What I Want

Today, while at home, my mother called me, asking me for a favor.

“Do you remember my work number?” “Yes, mother.” “Can you call my work number and tell me the number for Bradley in Loma Linda?”

I didn’t know what she meant.

“On the phone list!” she yelled.  “Put the number on the phone list!  Call my work and get the number!”  “I don’t know how to get messages from your work number…”

She was treating me like I was an idiot.  Finally I figured out that she had already written the number on the phone list, she wanted me to call her work number and leave a message with the number so she could call it when she got back to work.  But she didn’t explain that to me.  I had no idea what she wanted.

“Oh, so you want me to leave you a message!  That makes more sense, I didn’t understand what you wanted.”  I stated.  “That’s what I said!  Are you stupid?”  was her reply.  Then she hung up on me when I asked her which number it was.

Did I deserve to be treated like this?  What did I do to my mother to make her detest me so much?  Why does she act like she hates me?  I don’t understand why she can’t just love me.

I want my mother to treat me like a human being.  I want her to love and respect me.  I want her to follow the golden rule and treat me the way she wants to be treated.

It has become a new thing for my mother to tell me she doesn’t want to pay for my college anymore.  This obviously implies that she doesn’t want me to go to school, correct?  I tell her that I can just drop out and find a way for myself.  I am applying for scholarships.  I am applying for more jobs so maybe, just maybe, I can pay for school on my own.  So that I won’t be such a burden on my mother.  So that I can disappear from her life and maybe she’ll finally be happy.

I want my mother to be happy.  I want her to be completely content with everything so she won’t be able to criticize me and everyone else in our family.  I want her to simply love my dad, instead of telling me about everything she finds wrong with him.

My father sees the way my mother treats me and everyone else.  He won’t do anything about it though.  He loves her.  He says, “She is set in her ways, so you can’t change her.”

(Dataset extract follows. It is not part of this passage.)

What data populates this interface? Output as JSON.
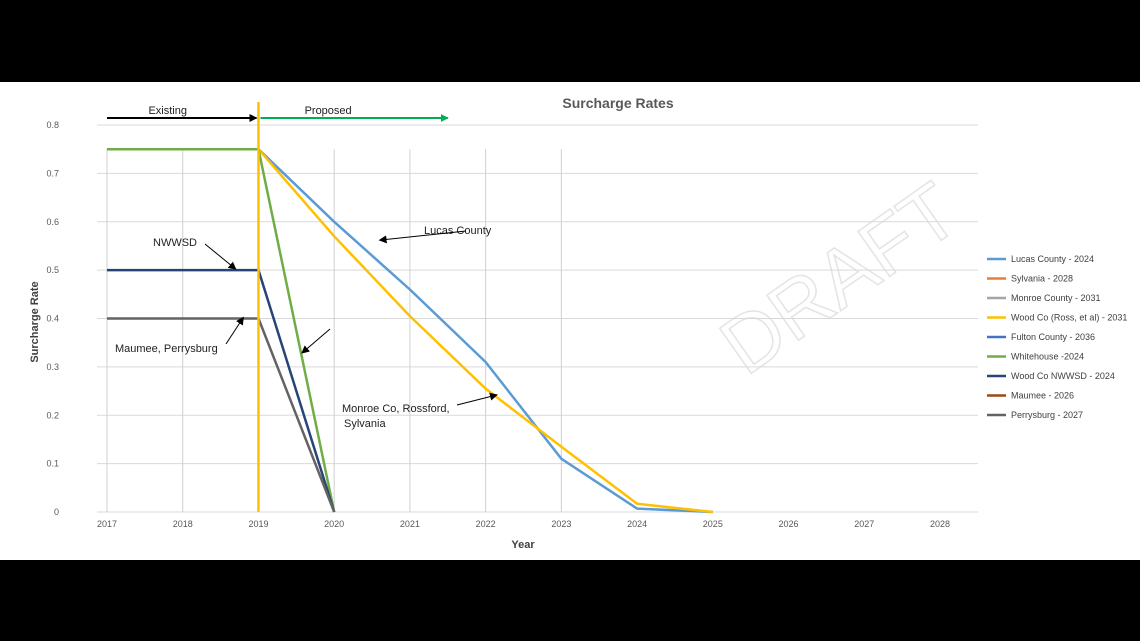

I want to someday love someone the way my father loves my mother.  His love is unconditional.  Almost like God’s love for us, His creation.  I want to be loved by someone in that way.

Sometimes, I find it hard to exist while living in the same house as my mother.  I’ve only been back for a few months, but I am more than ready to leave on Saturday.  I hate it here.  I hate that I am unappreciated.  I hate that I am unloved.  I hate that I can’t have the relationship with my mom that every other girl I know has.  I just need a mom.

I want my mom back.  The one that I had before she got cancer.  The one I had when I was still young and innocent.  A nice mom.  Please.